“The Blessed Hybridity” in Vizenor’s Utopian Point of Assinika: Dismantling the Notion of the ‘invented indian’ in The Heirs of Columbus.

Document Type : Original Article

Author

Badr University in Cairo (BUC)

Abstract

Native American written Literature which dates back in history to the end of the 19th century witnessed its 'Renaissance' in the mid-20th century, tackling issues of identity and self-actualization. Among the most well-known literary figures of the time stands Gerald Vizenor, an author and a theoretician, whose literary oeuvre has enriched both mainstream and ethnic American canon and whose novel The Heirs of Columbus (1991) is the focus of this paper.
In this novel Vizenor re-imagines the history of discovering America from the perspective of the indigenous. He wrote it contemporaneous with the quincentenary of Columbus's arrival to the New Land. The author inverts the historical records and presents Columbus as a returning descendant of the Mayan tribe implementing his own theory of 'survivance' and the 'invented indian' and deconstructing the stereotypical representations of the colonizer and the natives.
This paper is a reading that attempts to scrutinize the novel in the light of Homi Bhabha's concept of the "Blessed Hybridity", as well as Vizenor's theories of "survivance" and the "invented indian" in which he maintains that sovereignty and actualization can only happen through realizing and acknowledging the hybrid or what he calls the "mixedblood" or "crossblood" not only of the natives, but of all human beings.
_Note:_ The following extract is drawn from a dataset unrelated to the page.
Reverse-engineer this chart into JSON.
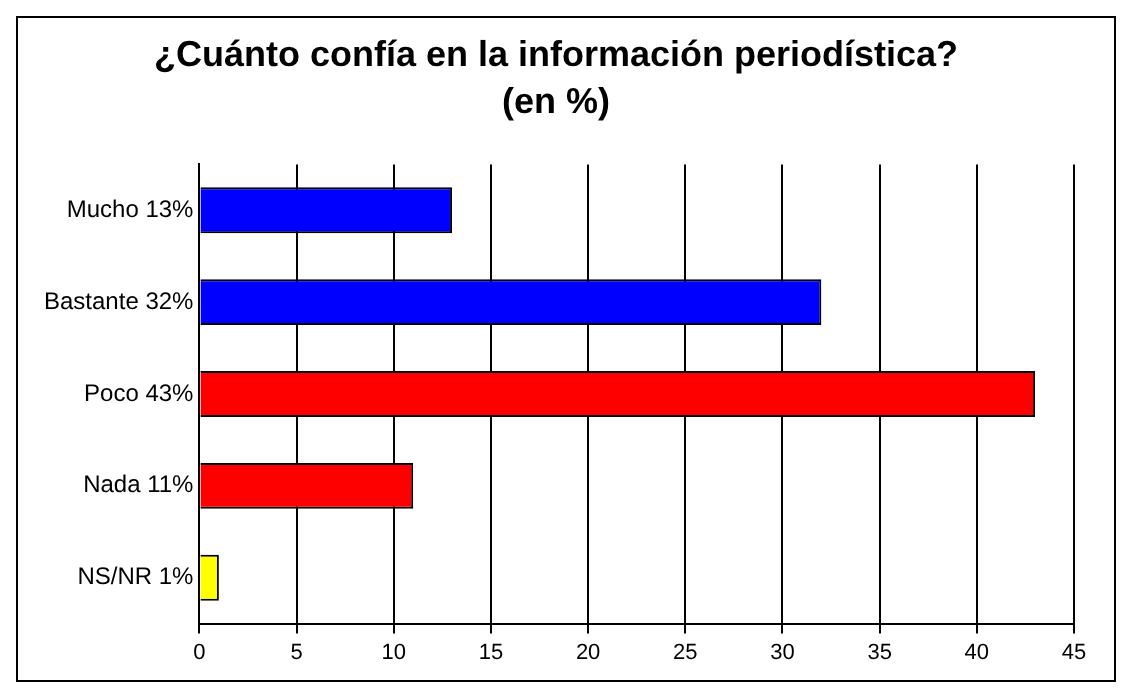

Therefore, the novel presents the heirs as a 'new' product of the two cultures who exist to challenge all previous Western representations of the Native Indians, hence facilitating their 'survivance' and actualization. The 'heirs' here are the grand children of Columbus who not only claim their rights as heirs, but also claim having a curing gene in their DNA, since they carry the Mayan gene that previously cured Columbus himself.